Как-то днем в середине шестидесятых я оказался в парижской студии Питера Брука и наблюдал, как его труппа, около двух дюжин актеров, играла перед целым классом глухонемых ребятишек. Актеры просто и строго выстроили несколько танцевальных па, у каждого в руках была палка, с помощью которой создавалось впечатление общения или его отсутствия, упорядоченности или хаоса, придумывались новые ситуации. Я смотрел с удовольствием, действия актеров вызывали ответное чувство, хотя, возможно, я ошибался. Потом перед актерами выступили сами ребята. Лишенные возможности слышать и говорить, они были обречены общаться только с помощью жестов и жить в ситуации, которую актеры выбрали условно. Они разыграли пантомиму, детективную историю с похищением ребенка, полицейским расследованием, обнаружением малышки и наказанием преступника. Во всем чувствовалась тревога, было начало, конец, вырисовывались отдельные характеры — полицейский все время отдавал честь, родители метались, колотя себя в грудь и вознося страстные мольбы о возвращении ребенка, сыскная собака обнюхивала все в поисках преступника, а похищенная девочка постоянно терла глаза, как будто плакала. Но больше всего поразило безудержное детское стремление объясниться, невзирая на немоту. Гипертрофированная пластика была связана с неспособностью говорить — казалось, их жесты наполнены чувством ровно настолько, насколько были бы наполнены их слова, обрети они дар речи.
Со стороны тех, кто обладал всеми органами чувств, казалось нелепым пытаться освободиться от части из них во имя приближения к подлинной полноте выражения. Этот пример доказал мне теоретическое бесплодие наших художнических устремлений, став своего рода признанием, что нет ничего хуже, чем произносить что-то ненужное. Таким образом, оставалось только разрабатывать и совершенствовать формы и стиль. Глухонемые не могли выразить себя, рассказав пережитое в виде истории. Те же, кто слышал и говорил, были не в состоянии воссоздать настроение, безыскусное искреннее переживание.

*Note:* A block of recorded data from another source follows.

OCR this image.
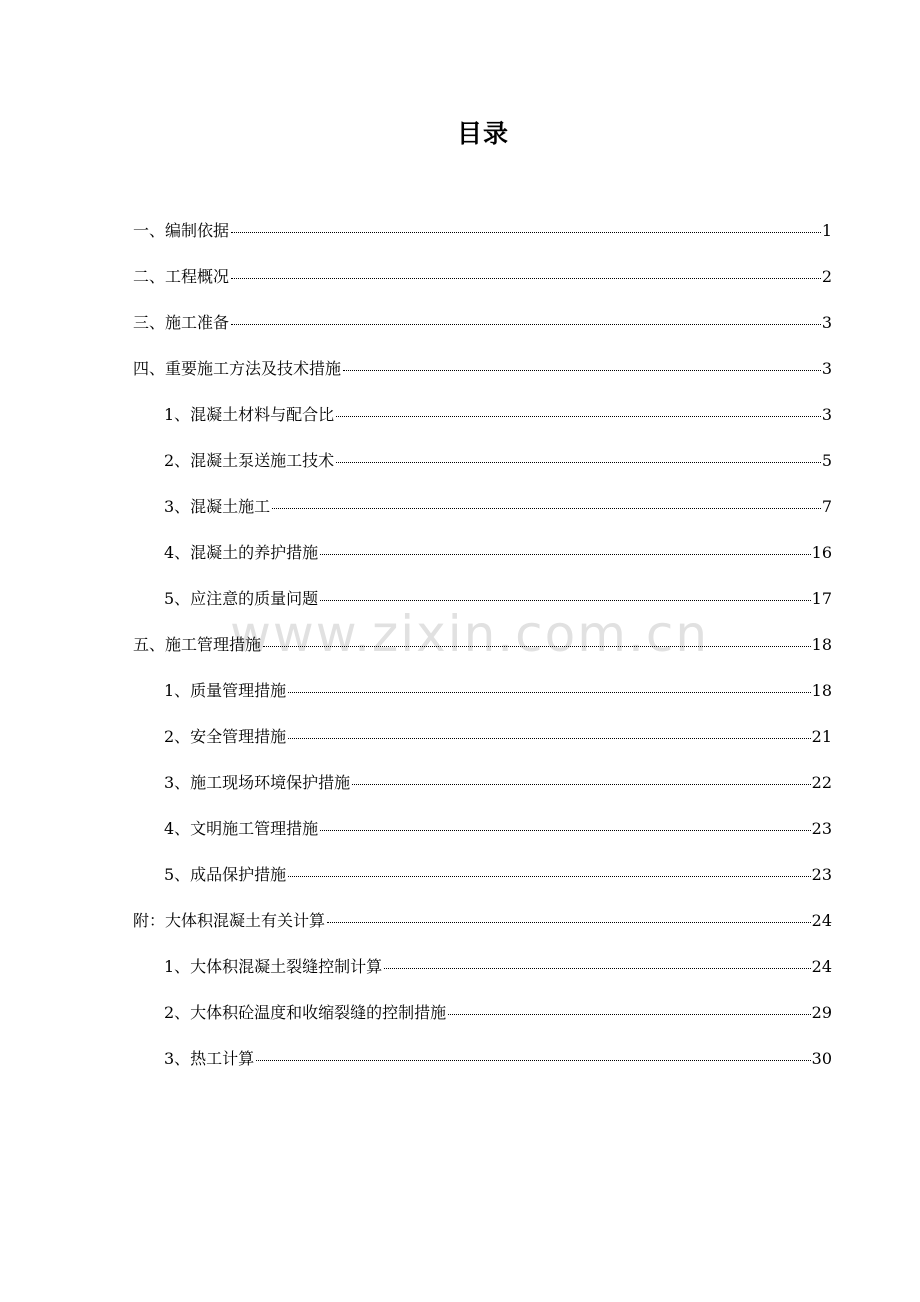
目录
www.zixin.com.cn
一、编制依据	1
二、工程概况	2
三、施工准备	3
四、重要施工方法及技术措施	3
1、混凝土材料与配合比	3
2、混凝土泵送施工技术	5
3、混凝土施工	7
4、混凝土的养护措施	16
5、应注意的质量问题	17
五、施工管理措施	18
1、质量管理措施	18
2、安全管理措施	21
3、施工现场环境保护措施	22
4、文明施工管理措施	23
5、成品保护措施	23
附：大体积混凝土有关计算	24
1、大体积混凝土裂缝控制计算	24
2、大体积砼温度和收缩裂缝的控制措施	29
3、热工计算	30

Наверное, театр опротивел мне, поскольку стал не чем иным, как омерзительным экзерсисом для эго, а я сейчас не выносил эгоизм, причем свой собственный не меньше, чем чужой. Когда-то я понял, что говорить правду — единственное, что может спасти, но теперь это казалось еще одной маской всеобщего одичания. Без сострадания нету правды, но без веры в человека, не говоря уж о Боге, сострадание такое же умозрительное решение, что и другие.

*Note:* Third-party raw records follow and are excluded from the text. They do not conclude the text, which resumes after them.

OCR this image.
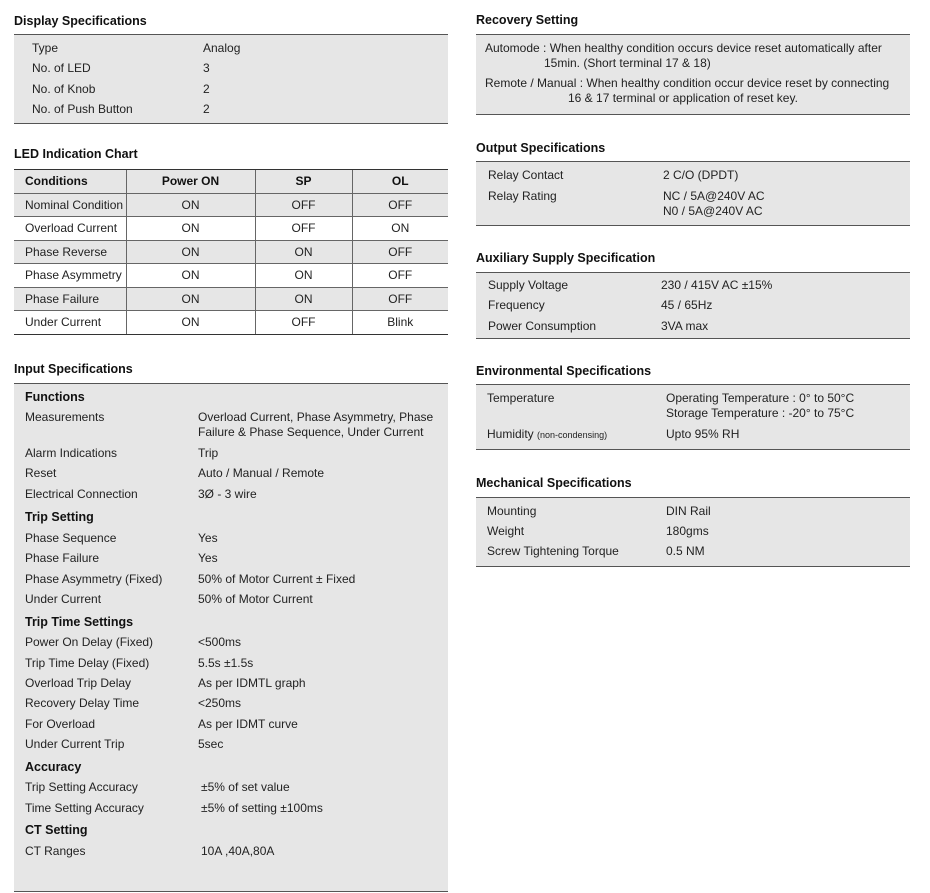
Display Specifications
Type	Analog
No. of LED	3
No. of Knob	2
No. of Push Button	2
LED Indication Chart
Conditions	Power ON	SP	OL
Nominal Condition	ON	OFF	OFF
Overload Current	ON	OFF	ON
Phase Reverse	ON	ON	OFF
Phase Asymmetry	ON	ON	OFF
Phase Failure	ON	ON	OFF
Under Current	ON	OFF	Blink
Input Specifications
Functions
Measurements	Overload Current, Phase Asymmetry, Phase
Failure & Phase Sequence, Under Current
Alarm Indications	Trip
Reset	Auto / Manual / Remote
Electrical Connection	3Ø - 3 wire
Trip Setting
Phase Sequence	Yes
Phase Failure	Yes
Phase Asymmetry (Fixed)	50% of Motor Current ± Fixed
Under Current	50% of Motor Current
Trip Time Settings
Power On Delay (Fixed)	<500ms
Trip Time Delay (Fixed)	5.5s ±1.5s
Overload Trip Delay	As per IDMTL graph
Recovery Delay Time	<250ms
For Overload	As per IDMT curve
Under Current Trip	5sec
Accuracy
Trip Setting Accuracy	±5% of set value
Time Setting Accuracy	±5% of setting ±100ms
CT Setting
CT Ranges	10A ,40A,80A
Recovery Setting
Automode : When healthy condition occurs device reset automatically after
15min. (Short terminal 17 & 18)
Remote / Manual : When healthy condition occur device reset by connecting
16 & 17 terminal or application of reset key.
Output Specifications
Relay Contact	2 C/O (DPDT)
Relay Rating	NC / 5A@240V AC
N0 / 5A@240V AC
Auxiliary Supply Specification
Supply Voltage	230 / 415V AC ±15%
Frequency	45 / 65Hz
Power Consumption	3VA max
Environmental Specifications
Temperature	Operating Temperature : 0° to 50°C
Storage Temperature : -20° to 75°C
Humidity (non-condensing)	Upto 95% RH
Mechanical Specifications
Mounting	DIN Rail
Weight	180gms
Screw Tightening Torque	0.5 NM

Завершив труд, кладешь его к стопам неизвестного божества, чье невидимое присутствие единственно оправдывает все усилия. «Не вопрошайте, что может сделать для вас страна, думайте, что вы можете сделать для своей родины», — произнес Кеннеди в тот бурный инаугурационный день, когда глубокий старик Роберт Фрост пытался спасти от ветра страницы его речи. Молодой президент точно определил, что нужно, ибо знал, что этого нет. Зачем писать?

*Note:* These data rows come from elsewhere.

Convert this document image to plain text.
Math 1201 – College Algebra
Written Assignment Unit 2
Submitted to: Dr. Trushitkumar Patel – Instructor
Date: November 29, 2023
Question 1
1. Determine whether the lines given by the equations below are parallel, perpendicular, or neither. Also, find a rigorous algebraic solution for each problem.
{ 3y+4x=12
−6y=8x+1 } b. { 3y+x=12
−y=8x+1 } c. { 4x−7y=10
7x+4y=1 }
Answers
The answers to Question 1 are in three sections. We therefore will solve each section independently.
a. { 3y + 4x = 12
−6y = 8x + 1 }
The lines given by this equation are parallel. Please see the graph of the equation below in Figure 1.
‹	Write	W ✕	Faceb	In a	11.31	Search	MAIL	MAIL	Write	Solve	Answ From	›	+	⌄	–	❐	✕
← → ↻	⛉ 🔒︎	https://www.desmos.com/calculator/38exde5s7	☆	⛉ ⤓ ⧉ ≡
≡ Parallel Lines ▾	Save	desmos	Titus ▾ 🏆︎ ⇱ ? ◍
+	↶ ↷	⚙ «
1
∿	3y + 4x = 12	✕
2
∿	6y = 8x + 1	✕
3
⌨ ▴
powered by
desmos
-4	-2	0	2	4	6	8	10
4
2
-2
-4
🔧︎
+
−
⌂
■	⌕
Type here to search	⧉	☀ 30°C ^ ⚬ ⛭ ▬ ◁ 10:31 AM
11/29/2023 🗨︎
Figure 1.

По совету своей подруги Мэри Маккарти, к книге которой «Виды Венеции» она делала фотографии, Инга во время многочисленных наездов в Нью-Йорк останавливалась в старой гостинице «Челси» — из всех американских гостиниц эта была наиболее европейская. В те времена «Челси» еще не обрела ту известность, которую в середине шестидесятых ей принесли, проживая в ее номерах, знаменитые художники. Я поселился здесь отчасти из-за того, что владелец, мистер Бард, обещал сохранить место моего пребывания в тайне. Через несколько недель новость просочилась в местную и зарубежную прессу, но он с тем же честным и открытым выражением лица доказывал, что все произошло помимо его воли. На господина Барда было невозможно сердиться, ибо он был совершенно неспособен воспринимать чье-либо недовольство. Это был невысокий блондинистый венгр-беженец с чувством излишней самоуверенности и со слабым сердцем. Он мог днями пропадать на рыбалке у Кротонского водохранилища, увлеченно играя в карты со своими соотечественниками. В качестве ставок нередко шли отели, включая такие солидные, как «Нью-Йоркер». Однако «Челси» относилась к заветным обретениям Барда: «Люблю находиться среди артистов, среди творческих натур». Чтобы симпатизировать этому человеку, не обязательно было ему доверять, ибо он, как и его гостиница, был согласен на все, исключая, естественно, дефицит.